The best way to incorporate retinoids into your skin care routine is to go slow! When you start, use your retinoid only a few times a week and increase only as your skin tolerates (see below for details). Your skin will eventually tolerate this ingredient but it will take time.
How To Use Retinol
- Use at bedtime
- Cleanse and pat the face dry
- Take a pea size amount of your retinoid, that’s all you need for your face. Dab over your face and massage in like you would a moisturizer, be careful over eyelids and neck as this skin is very sensitive. You may want to avoid these areas until you are a seasoned retinoid user!
- Apply your night moisturizer overtop
- Always use sunscreen with SPF 30 or higher daily as part of your morning skincare routine
For The Retinol Newbies
Do expect some dryness and irritation when introducing retinol into your skin care regimen, especially if you have sensitive and dryness prone skin. Here are a few different ways to introduce retinoids into your skin care regimen to help minimize dryness:
- Sandwich method. Apply your moisturizer, followed by your retinoid and top with another layer of moisturizer.
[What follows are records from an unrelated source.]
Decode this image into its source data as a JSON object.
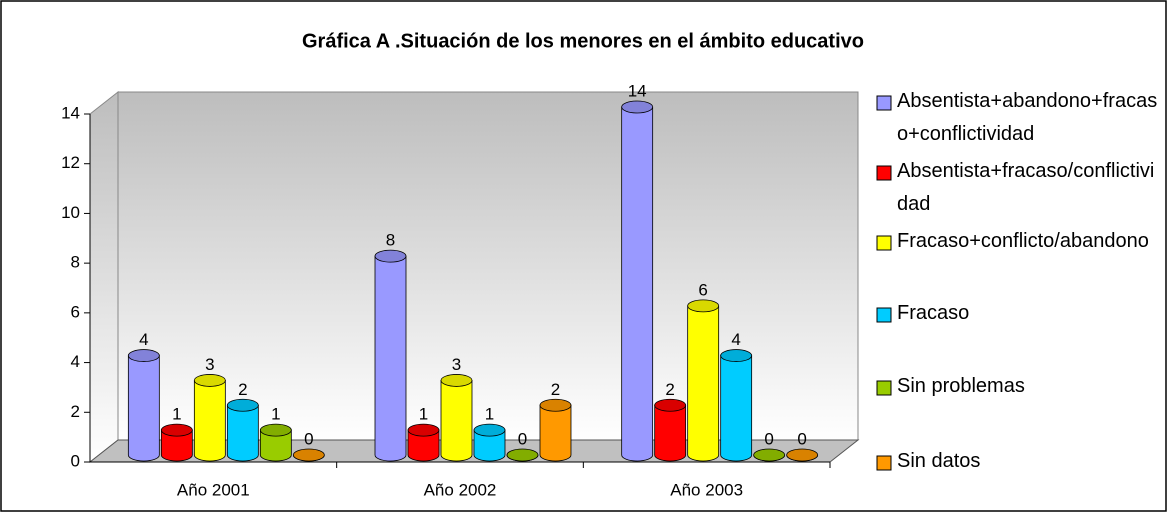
{
  "chart_data": {
    "type": "bar3d",
    "title": "Gráfica A .Situación de los menores en el ámbito educativo",
    "categories": [
      "Año 2001",
      "Año 2002",
      "Año 2003"
    ],
    "series": [
      {
        "name": "Absentista+abandono+fracaso+conflictividad",
        "color": "#9999ff",
        "values": [
          4,
          8,
          14
        ]
      },
      {
        "name": "Absentista+fracaso/conflictividad",
        "color": "#ff0000",
        "values": [
          1,
          1,
          2
        ]
      },
      {
        "name": "Fracaso+conflicto/abandono",
        "color": "#ffff00",
        "values": [
          3,
          3,
          6
        ]
      },
      {
        "name": "Fracaso",
        "color": "#00ccff",
        "values": [
          2,
          1,
          4
        ]
      },
      {
        "name": "Sin problemas",
        "color": "#99cc00",
        "values": [
          1,
          0,
          0
        ]
      },
      {
        "name": "Sin datos",
        "color": "#ff9900",
        "values": [
          0,
          2,
          0
        ]
      }
    ],
    "ylim": [
      0,
      14
    ],
    "yticks": [
      0,
      2,
      4,
      6,
      8,
      10,
      12,
      14
    ],
    "legend": "right"
  }
}
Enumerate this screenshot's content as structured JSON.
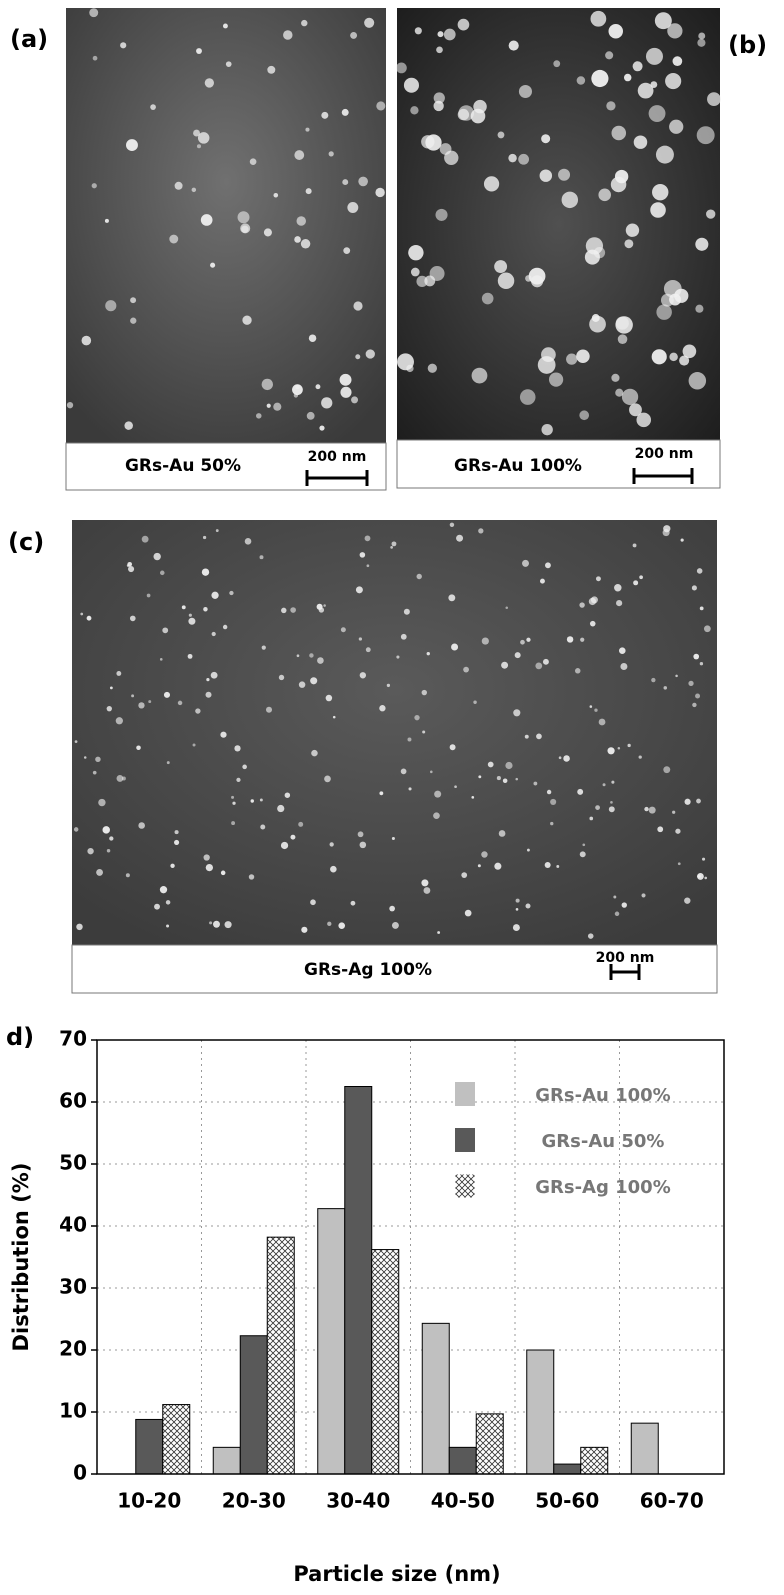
{
  "panels": [
    {
      "label": "(a)",
      "caption": "GRs-Au 50%",
      "scale_bar": "200 nm"
    },
    {
      "label": "(b)",
      "caption": "GRs-Au 100%",
      "scale_bar": "200 nm"
    },
    {
      "label": "(c)",
      "caption": "GRs-Ag 100%",
      "scale_bar": "200 nm"
    }
  ],
  "chart_data": {
    "type": "bar",
    "panel_label": "d)",
    "xlabel": "Particle size (nm)",
    "ylabel": "Distribution (%)",
    "categories": [
      "10-20",
      "20-30",
      "30-40",
      "40-50",
      "50-60",
      "60-70"
    ],
    "series": [
      {
        "name": "GRs-Au 100%",
        "color": "#c0c0c0",
        "values": [
          0,
          4.3,
          42.8,
          24.3,
          20,
          8.2
        ]
      },
      {
        "name": "GRs-Au 50%",
        "color": "#595959",
        "values": [
          8.8,
          22.3,
          62.5,
          4.3,
          1.6,
          0
        ]
      },
      {
        "name": "GRs-Ag 100%",
        "color": "#ffffff",
        "pattern": "crosshatch",
        "values": [
          11.2,
          38.2,
          36.2,
          9.7,
          4.3,
          0
        ]
      }
    ],
    "ylim": [
      0,
      70
    ],
    "yticks": [
      0,
      10,
      20,
      30,
      40,
      50,
      60,
      70
    ],
    "grid": true,
    "legend": "upper right"
  }
}
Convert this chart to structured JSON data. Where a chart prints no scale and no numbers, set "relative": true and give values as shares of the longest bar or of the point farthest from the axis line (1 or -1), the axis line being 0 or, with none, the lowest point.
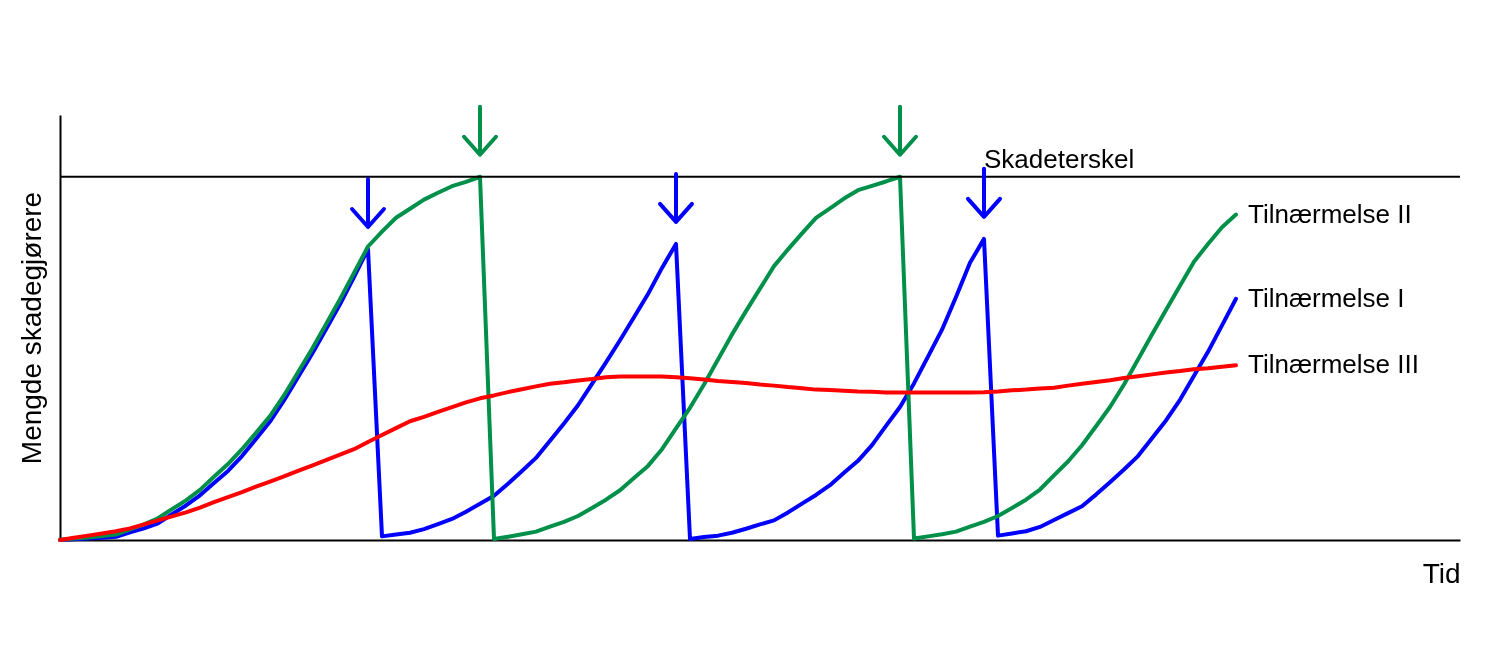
{
  "chart_data": {
    "type": "line",
    "relative": true,
    "xlabel": "Tid",
    "ylabel": "Mengde skadegjørere",
    "line_style": "solid",
    "categories": [
      null,
      null,
      null,
      null,
      null,
      null,
      null,
      null,
      null,
      null,
      null,
      null,
      null,
      null,
      null,
      null,
      null,
      null,
      null,
      null,
      null,
      null,
      null,
      null,
      null,
      null,
      null,
      null,
      null,
      null,
      null,
      null,
      null,
      null,
      null,
      null,
      null,
      null,
      null,
      null,
      null,
      null,
      null,
      null,
      null,
      null,
      null,
      null,
      null,
      null,
      null,
      null,
      null,
      null,
      null,
      null,
      null,
      null,
      null,
      null,
      null,
      null,
      null,
      null,
      null,
      null,
      null,
      null,
      null,
      null,
      null,
      null,
      null,
      null,
      null,
      null,
      null,
      null,
      null,
      null,
      null,
      null,
      null,
      null,
      null,
      null,
      null,
      null,
      null,
      null,
      null,
      null,
      null,
      null,
      null,
      null,
      null,
      null,
      null,
      null,
      null
    ],
    "series": [
      {
        "name": "Tilnærmelse I",
        "color": "#0000ff",
        "values": [
          0,
          0.002,
          0.004,
          0.006,
          0.009,
          0.021,
          0.032,
          0.046,
          0.071,
          0.095,
          0.123,
          0.157,
          0.19,
          0.231,
          0.278,
          0.326,
          0.384,
          0.448,
          0.512,
          0.58,
          0.649,
          0.724,
          0.801,
          0.01,
          0.015,
          0.02,
          0.03,
          0.044,
          0.058,
          0.078,
          0.1,
          0.122,
          0.155,
          0.19,
          0.226,
          0.273,
          0.321,
          0.371,
          0.43,
          0.489,
          0.55,
          0.613,
          0.677,
          0.749,
          0.815,
          0.003,
          0.008,
          0.012,
          0.02,
          0.031,
          0.043,
          0.054,
          0.076,
          0.1,
          0.124,
          0.151,
          0.185,
          0.218,
          0.261,
          0.314,
          0.366,
          0.431,
          0.505,
          0.579,
          0.669,
          0.763,
          0.829,
          0.012,
          0.018,
          0.024,
          0.036,
          0.055,
          0.074,
          0.093,
          0.125,
          0.159,
          0.194,
          0.231,
          0.28,
          0.329,
          0.386,
          0.452,
          0.518,
          0.591,
          0.664,
          null,
          null,
          null,
          null,
          null,
          null,
          null,
          null,
          null,
          null,
          null,
          null,
          null,
          null,
          null,
          null
        ]
      },
      {
        "name": "Tilnærmelse II",
        "color": "#00904a",
        "values": [
          0,
          0.004,
          0.007,
          0.011,
          0.015,
          0.029,
          0.043,
          0.06,
          0.085,
          0.109,
          0.138,
          0.174,
          0.209,
          0.25,
          0.295,
          0.341,
          0.398,
          0.462,
          0.526,
          0.594,
          0.663,
          0.735,
          0.808,
          0.849,
          0.887,
          0.912,
          0.937,
          0.956,
          0.974,
          0.986,
          1,
          0.003,
          0.009,
          0.016,
          0.023,
          0.037,
          0.05,
          0.066,
          0.088,
          0.111,
          0.137,
          0.171,
          0.204,
          0.25,
          0.307,
          0.364,
          0.428,
          0.497,
          0.566,
          0.63,
          0.692,
          0.754,
          0.8,
          0.844,
          0.887,
          0.913,
          0.94,
          0.963,
          0.975,
          0.987,
          1,
          0.004,
          0.01,
          0.016,
          0.023,
          0.037,
          0.05,
          0.066,
          0.088,
          0.111,
          0.139,
          0.178,
          0.216,
          0.261,
          0.313,
          0.366,
          0.428,
          0.497,
          0.566,
          0.633,
          0.7,
          0.766,
          0.815,
          0.861,
          0.896,
          null,
          null,
          null,
          null,
          null,
          null,
          null,
          null,
          null,
          null,
          null,
          null,
          null,
          null,
          null,
          null
        ]
      },
      {
        "name": "Tilnærmelse III",
        "color": "#ff0000",
        "values": [
          0,
          0.006,
          0.012,
          0.018,
          0.024,
          0.032,
          0.043,
          0.054,
          0.065,
          0.076,
          0.089,
          0.104,
          0.118,
          0.132,
          0.147,
          0.161,
          0.175,
          0.19,
          0.205,
          0.22,
          0.235,
          0.25,
          0.27,
          0.289,
          0.308,
          0.327,
          0.339,
          0.353,
          0.366,
          0.379,
          0.39,
          0.398,
          0.407,
          0.415,
          0.423,
          0.43,
          0.434,
          0.439,
          0.443,
          0.448,
          0.45,
          0.45,
          0.45,
          0.45,
          0.448,
          0.445,
          0.442,
          0.438,
          0.435,
          0.432,
          0.428,
          0.425,
          0.421,
          0.418,
          0.414,
          0.413,
          0.411,
          0.409,
          0.408,
          0.406,
          0.406,
          0.406,
          0.406,
          0.406,
          0.406,
          0.406,
          0.407,
          0.409,
          0.412,
          0.414,
          0.417,
          0.419,
          0.425,
          0.43,
          0.435,
          0.44,
          0.446,
          0.451,
          0.456,
          0.461,
          0.465,
          0.47,
          0.473,
          0.477,
          0.481,
          null,
          null,
          null,
          null,
          null,
          null,
          null,
          null,
          null,
          null,
          null,
          null,
          null,
          null,
          null,
          null
        ]
      }
    ],
    "ref_lines": [
      {
        "axis": "y",
        "value": 1,
        "label": "Skadeterskel",
        "color": "#000000"
      }
    ]
  }
}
- Start slow and increase the frequency of application gradually. Start using it only 1-2 nights per week for a few weeks. If your skin is not irritated try 2-3 times per week for a few weeks. Every few weeks add another night until your skin can tolerate nightly use. That being said, using a retinoid even 3 times a week has been shown to still be beneficial for your skin.
- Start with a retinyl ester or retinol. These are less irritating with better tolerability. Retinols are less potent and therefore less drying. It may be helpful to introduce your skin to a retinol first before heading towards a prescription retinoid.
- Short contact/Wash off. The product can be washed off after being applied to the skin for a few minutes. The contact time can be increased slowly based on tolerability. The method is especially effective when introducing prescription retinoids.